Deep neural networks (DNNs) and deep learning approaches yield state-of-the-art performance in a range of machine learning tasks, including automatic speech recognition. The multi-layer transformations and activation functions in DNNs, or related network variations, allow complex and difficult data to be well modelled. However, the highly distributed representations associated with these models make it hard to interpret the parameters. The whole neural network is commonly treated a ``black box''. The behaviours of activation functions and the meanings of network parameters are rarely controlled in the standard DNN training. Though a sensible performance can be achieved, the lack of interpretations to network structures and parameters causes better regularisation and adaptation on DNN models challenging. In regularisation, parameters have to be regularised universally and indiscriminately. For instance, the widely used L2 regularisation encourages all parameters to be zeros. In adaptation, it requires to re-estimate a large number of independent parameters. Adaptation schemes in this framework cannot be effectively performed when there are limited adaptation data.

This thesis investigates structured deep neural networks. Special structures are explicitly designed, and they are imposed with desired interpretation to improve DNN regularisation and adaptation. For regularisation, parameters can be separately regularised based on their functions. For adaptation, parameters can be adapted in groups or partially adapted according to their roles in the network topology. Three forms of structured DNNs are proposed in this thesis. The contributions of these models are presented as follows.

The first contribution of this thesis is the multi-basis adaptive neural network. This form of structured DNN introduces a set of parallel sub-networks with restricted connections. The design of restricted connectivity allows different aspects of data to be explicitly learned. Sub-network outputs are then combined, and this combination module is used as the speaker-dependent structure that can be robustly estimated for adaptation.

The second contribution of this thesis is the stimulated deep neural network. This form of structured DNN relates and smooths activation functions in regions of the network. It aids the visualisation and interpretation of DNN models but also has the potential to reduce over-fitting. Novel adaptation schemes can be performed on it, taking advantages of the smooth property that the stimulated DNN offer.
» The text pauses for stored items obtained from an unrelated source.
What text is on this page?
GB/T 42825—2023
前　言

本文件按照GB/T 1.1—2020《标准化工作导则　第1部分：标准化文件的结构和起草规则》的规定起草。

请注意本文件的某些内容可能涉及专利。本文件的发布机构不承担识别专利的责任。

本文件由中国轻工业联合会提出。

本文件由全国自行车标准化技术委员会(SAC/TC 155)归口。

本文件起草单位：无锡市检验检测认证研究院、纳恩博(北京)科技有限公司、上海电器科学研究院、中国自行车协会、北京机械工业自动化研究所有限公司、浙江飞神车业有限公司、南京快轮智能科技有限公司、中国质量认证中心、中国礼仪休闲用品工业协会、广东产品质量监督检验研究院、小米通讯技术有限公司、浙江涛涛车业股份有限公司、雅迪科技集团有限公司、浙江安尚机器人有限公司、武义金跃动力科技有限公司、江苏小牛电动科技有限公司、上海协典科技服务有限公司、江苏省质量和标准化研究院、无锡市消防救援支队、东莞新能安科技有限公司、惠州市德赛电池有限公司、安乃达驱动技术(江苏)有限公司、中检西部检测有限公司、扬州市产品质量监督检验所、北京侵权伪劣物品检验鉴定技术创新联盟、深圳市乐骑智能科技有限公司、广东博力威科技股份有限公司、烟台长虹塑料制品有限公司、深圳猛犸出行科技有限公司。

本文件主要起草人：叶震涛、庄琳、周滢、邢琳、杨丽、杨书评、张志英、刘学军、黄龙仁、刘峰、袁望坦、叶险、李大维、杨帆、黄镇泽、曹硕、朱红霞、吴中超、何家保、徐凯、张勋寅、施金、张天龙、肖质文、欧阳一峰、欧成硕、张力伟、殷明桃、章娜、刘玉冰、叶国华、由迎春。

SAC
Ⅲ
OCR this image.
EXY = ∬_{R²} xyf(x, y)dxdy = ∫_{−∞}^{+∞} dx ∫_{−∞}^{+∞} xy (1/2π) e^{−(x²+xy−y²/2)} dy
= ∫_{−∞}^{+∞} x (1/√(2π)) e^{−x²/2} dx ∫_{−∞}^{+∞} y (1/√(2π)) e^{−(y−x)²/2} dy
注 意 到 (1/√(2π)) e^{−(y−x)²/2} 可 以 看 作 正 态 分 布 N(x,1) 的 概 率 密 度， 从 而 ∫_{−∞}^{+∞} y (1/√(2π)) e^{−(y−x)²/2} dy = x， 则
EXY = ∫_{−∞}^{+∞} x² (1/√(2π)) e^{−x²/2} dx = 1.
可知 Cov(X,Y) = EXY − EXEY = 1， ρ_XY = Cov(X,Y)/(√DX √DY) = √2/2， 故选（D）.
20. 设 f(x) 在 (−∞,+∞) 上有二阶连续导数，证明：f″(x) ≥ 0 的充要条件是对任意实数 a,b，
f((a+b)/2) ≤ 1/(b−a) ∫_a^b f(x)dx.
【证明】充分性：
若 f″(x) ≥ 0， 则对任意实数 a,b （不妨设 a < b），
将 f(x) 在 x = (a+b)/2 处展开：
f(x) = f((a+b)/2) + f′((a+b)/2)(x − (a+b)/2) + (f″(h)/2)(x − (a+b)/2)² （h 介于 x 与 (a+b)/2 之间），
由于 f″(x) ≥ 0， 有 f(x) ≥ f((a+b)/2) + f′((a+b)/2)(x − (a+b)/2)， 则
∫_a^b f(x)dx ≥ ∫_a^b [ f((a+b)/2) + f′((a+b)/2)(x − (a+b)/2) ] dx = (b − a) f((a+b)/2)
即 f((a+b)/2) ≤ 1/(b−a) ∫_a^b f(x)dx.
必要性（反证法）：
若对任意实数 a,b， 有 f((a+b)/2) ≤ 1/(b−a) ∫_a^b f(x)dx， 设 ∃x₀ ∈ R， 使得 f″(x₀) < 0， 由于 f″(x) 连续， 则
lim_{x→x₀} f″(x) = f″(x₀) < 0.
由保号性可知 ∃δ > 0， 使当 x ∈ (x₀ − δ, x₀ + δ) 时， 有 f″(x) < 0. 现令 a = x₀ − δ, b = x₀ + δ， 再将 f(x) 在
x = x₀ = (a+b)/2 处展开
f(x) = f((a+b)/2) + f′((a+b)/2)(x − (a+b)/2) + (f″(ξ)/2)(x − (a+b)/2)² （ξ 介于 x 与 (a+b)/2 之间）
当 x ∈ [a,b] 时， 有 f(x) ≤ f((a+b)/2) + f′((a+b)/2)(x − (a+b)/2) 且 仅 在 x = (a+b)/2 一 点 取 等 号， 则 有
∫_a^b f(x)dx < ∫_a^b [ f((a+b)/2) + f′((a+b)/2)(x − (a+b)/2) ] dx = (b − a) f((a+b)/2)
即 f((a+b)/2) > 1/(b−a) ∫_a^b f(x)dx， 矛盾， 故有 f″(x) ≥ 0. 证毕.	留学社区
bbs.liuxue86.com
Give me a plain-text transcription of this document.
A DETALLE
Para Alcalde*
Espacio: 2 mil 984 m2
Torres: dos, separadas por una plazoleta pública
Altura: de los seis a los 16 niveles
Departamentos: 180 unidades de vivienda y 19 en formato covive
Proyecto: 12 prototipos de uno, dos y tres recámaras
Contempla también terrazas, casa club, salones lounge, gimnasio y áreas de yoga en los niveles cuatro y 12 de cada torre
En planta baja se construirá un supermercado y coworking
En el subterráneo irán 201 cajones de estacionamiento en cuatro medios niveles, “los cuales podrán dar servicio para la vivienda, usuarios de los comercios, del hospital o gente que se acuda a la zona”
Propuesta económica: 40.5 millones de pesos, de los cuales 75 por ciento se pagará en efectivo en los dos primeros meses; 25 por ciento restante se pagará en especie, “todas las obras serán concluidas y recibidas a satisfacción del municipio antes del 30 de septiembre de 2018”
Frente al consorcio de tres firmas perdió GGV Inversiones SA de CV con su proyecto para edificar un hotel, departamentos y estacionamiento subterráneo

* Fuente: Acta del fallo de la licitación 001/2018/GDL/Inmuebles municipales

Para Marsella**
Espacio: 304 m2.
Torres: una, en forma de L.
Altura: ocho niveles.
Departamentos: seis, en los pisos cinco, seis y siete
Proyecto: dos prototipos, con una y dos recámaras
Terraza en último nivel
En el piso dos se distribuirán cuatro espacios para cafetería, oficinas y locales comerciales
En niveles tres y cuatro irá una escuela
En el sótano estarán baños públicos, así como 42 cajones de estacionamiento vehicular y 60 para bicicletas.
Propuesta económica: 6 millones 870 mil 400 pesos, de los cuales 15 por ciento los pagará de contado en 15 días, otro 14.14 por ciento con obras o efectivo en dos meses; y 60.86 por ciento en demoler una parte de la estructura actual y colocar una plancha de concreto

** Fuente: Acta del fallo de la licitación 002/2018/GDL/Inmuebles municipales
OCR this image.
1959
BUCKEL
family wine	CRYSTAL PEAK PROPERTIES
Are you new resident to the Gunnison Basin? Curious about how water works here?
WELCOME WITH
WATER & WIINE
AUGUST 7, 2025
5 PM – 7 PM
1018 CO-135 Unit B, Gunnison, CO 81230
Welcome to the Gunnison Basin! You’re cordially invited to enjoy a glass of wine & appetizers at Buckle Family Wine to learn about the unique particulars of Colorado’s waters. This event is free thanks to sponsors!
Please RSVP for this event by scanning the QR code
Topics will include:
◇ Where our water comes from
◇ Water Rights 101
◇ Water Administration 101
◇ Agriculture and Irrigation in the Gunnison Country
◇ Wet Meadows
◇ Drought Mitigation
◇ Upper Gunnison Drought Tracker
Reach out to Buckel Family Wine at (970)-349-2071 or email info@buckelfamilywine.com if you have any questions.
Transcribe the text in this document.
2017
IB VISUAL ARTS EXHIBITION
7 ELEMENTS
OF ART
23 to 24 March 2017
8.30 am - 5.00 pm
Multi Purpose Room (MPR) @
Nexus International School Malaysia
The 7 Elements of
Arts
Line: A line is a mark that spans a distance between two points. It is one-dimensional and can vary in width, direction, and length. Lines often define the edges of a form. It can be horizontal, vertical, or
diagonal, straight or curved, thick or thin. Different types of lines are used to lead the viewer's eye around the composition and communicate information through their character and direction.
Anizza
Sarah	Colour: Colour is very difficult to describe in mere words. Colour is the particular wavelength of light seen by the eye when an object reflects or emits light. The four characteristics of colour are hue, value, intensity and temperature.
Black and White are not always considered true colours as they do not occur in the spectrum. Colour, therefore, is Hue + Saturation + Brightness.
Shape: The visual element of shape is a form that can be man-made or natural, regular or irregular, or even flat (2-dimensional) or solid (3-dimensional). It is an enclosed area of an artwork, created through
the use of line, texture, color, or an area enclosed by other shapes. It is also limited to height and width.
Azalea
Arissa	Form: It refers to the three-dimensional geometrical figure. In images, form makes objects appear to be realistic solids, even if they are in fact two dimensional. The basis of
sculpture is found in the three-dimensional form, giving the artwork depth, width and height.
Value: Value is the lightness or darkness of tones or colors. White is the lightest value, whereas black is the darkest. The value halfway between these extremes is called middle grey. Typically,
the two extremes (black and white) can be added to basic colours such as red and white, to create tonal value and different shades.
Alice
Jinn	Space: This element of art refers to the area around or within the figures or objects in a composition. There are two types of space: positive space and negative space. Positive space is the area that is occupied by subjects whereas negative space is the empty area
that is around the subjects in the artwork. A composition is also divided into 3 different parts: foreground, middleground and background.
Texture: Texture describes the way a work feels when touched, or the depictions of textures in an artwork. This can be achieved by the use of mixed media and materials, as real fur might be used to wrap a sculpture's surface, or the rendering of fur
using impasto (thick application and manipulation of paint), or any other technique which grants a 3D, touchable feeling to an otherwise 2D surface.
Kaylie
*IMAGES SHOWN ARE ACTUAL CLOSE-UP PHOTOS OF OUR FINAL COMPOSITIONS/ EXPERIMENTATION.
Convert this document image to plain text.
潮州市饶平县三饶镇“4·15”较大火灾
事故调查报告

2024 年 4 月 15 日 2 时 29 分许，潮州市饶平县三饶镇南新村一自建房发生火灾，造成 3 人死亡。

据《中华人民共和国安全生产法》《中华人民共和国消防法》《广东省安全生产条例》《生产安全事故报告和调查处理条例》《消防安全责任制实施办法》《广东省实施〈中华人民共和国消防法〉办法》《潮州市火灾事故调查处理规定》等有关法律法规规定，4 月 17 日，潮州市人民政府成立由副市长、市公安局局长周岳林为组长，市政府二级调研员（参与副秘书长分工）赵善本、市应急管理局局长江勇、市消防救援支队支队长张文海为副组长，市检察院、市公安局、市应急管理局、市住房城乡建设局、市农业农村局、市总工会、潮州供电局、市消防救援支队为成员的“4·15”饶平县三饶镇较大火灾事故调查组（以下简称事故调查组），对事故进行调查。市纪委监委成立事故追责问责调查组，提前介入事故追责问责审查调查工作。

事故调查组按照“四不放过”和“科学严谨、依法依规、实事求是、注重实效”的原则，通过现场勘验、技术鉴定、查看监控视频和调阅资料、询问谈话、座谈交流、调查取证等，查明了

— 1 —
The third contribution of this thesis is the deep activation mixture model. Also, this form of structured DNN encourages the outputs of activation functions to achieve a smooth surface. The output of one hidden layer is explicitly modelled as the sum of a mixture model and a residual model. The mixture model forms an activation contour, and the residual model depicts fluctuations around this contour. The smoothness yielded by a mixture model helps to regularise the overall model and allows novel adaptation schemes.